Of course this is also pretty hypocritical since EU countries have been caught more than once capturing communications of non-citizens. The problem that usually gets mentioned: the Boeing - Airbus fight wasn't a one sided US being untrustworthy to help Boeing.

"A company incorporated in the EU, even if it is owned by an entity in the US, is not subject to US jurisdiction and so that does not apply."

Incorrect, this is EXACTLY the scenario that the Cloud Act was introduced to to handle.

What happened is in 2013 Microsoft Ireland refused an FBI warrant for information held on EU servers, under the control of MS Ireland.

Microsoft USA refused the warrant on the grounds on the jurisdiction grounds you mentioned above.

So the Cloud Act was passed: US law for access to digital information applies to any subsidiary anywhere on earth.

Sorry.

Do you think the US board of Amazon will go to jail to protect their EU subsidiary?
They should be legally and physically separated and these actions should be then potentially illegal for Europeans so I do not think I'm at least infactual.

But assuming the owner is US company abiding US laws it's safe to assume that data would be transferred to US one way or the another.

The US intelligence machinery spied on Angela Merkel's phone. Do you suppose secretly demanding cooperation for Lawful intercept capabilities in Amazon GmbH is somehow beyond or beneath them?

Also consider that all communication between the European subsidiaries to the HQ is fair game under FISA.

Best to assume it is.
Unless it is air gapped which it is not there is no way to protect Amazon's developed and owned software stack from reporting back to headquarters.
Sure there is: contracts, laws and prison time can ensure that doesn't happen.
The European leaders would have have no say in it. If the software from Seattle is designed to covertly exfiltrate information, they won't even know it. Even if they review the individual code changes, it can be an obfuscated attack similar to XZ where the code itself is clean, but not so much for the network fabric firmware binary test data.
That's why I used the "somehow". But abiding your logic nothing is ever secured, which is ultimately true, but it could be illegal so detergent here is not the impossibility it self but potentional harsh punishment for breaking the law.
FTA:

> So Mistral is developing its own data centers, starting with one outside Paris. Mensch projects it will have 200 megawatts of capacity by the end of 2027. Power from France’s state-owned nuclear plants will help, but the buildout could still cost an estimated $5 billion. Mensch tapped oil-rich Abu Dhabi and reportedly sought debt financing to help pay for it.

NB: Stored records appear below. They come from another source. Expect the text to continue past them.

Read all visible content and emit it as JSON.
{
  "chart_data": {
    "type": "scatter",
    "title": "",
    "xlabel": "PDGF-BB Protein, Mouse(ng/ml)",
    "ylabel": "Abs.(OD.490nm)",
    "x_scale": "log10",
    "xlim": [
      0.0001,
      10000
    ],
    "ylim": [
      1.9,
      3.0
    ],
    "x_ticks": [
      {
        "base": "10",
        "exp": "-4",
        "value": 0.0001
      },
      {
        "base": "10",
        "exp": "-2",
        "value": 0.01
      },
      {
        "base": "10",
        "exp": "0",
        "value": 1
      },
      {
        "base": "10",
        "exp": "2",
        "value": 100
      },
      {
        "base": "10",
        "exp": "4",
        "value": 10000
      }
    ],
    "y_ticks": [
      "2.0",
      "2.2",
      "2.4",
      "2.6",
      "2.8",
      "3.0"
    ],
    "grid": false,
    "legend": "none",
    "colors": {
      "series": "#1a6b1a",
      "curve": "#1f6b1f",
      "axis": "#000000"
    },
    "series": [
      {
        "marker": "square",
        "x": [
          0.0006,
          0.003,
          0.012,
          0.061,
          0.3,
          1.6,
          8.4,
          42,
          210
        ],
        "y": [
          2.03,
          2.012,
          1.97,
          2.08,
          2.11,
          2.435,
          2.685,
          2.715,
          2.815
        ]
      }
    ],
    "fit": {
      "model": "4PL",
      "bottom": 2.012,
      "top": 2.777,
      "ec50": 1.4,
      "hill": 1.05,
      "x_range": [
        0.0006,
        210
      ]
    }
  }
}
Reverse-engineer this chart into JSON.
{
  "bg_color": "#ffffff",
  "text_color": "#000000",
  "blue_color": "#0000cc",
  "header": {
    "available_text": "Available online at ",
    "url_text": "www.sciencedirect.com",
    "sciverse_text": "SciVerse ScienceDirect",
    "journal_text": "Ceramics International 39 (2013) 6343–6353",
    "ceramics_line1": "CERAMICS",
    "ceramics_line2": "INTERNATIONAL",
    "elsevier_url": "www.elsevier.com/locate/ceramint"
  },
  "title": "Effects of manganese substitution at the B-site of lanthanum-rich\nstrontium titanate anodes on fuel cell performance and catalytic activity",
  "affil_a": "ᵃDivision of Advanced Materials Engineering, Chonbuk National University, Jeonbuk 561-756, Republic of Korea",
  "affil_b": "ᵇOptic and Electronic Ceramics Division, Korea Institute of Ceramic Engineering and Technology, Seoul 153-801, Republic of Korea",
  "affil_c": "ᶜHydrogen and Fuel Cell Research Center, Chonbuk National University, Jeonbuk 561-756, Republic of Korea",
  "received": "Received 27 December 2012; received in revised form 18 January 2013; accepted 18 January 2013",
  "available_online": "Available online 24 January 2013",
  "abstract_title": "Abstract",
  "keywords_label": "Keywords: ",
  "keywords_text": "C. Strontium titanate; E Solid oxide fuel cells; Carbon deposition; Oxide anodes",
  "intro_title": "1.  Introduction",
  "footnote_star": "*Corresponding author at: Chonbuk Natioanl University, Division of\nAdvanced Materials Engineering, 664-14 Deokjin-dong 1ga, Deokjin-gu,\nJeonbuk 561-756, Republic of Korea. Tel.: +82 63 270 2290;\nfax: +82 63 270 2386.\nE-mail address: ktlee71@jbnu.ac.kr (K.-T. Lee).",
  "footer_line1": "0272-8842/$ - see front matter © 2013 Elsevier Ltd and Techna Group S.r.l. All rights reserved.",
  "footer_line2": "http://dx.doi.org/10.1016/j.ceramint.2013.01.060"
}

Though to your point it won't be running until 2027.

Compared to US datacenter buildout, it’s probably much more likely to actually go online..
Yes, I think the EU is going to be dependent on US tech (other than EUV lithography machines, very cool) for very long time. Even those data centres, while run by Europeans, are still being made with almost entirely US tech. But at least the EU companies can borrow some oil money and buy in the stuff developed by someone else's R&D spend, which is a nice shortcut to have available.
>I think the EU is going to be dependent on US tech (other than EUV lithography machines, very cool

Well, ASML's EUV light sources are based on licensed US IP from Sandia Labs, and manufactured in the US by CYMER, which ASML bought, but they still operate and manufacture out of California, so the EU is not sovereign/independent here (neither is any country).

This doesn't mean much anyway, since despite ASML being European, their machines all go to export and EU doesn't put any of those machine to good use domestically, with the most cutting edge semiconductor fabs on EU soil being the Germany based TSMC fabs on the much older 16 and 12nm nodes, far bigger than the 3nm that Taiwan and US operate domestically.

We should forbid that if customer PII is involved
Companies can set whatever rules they like.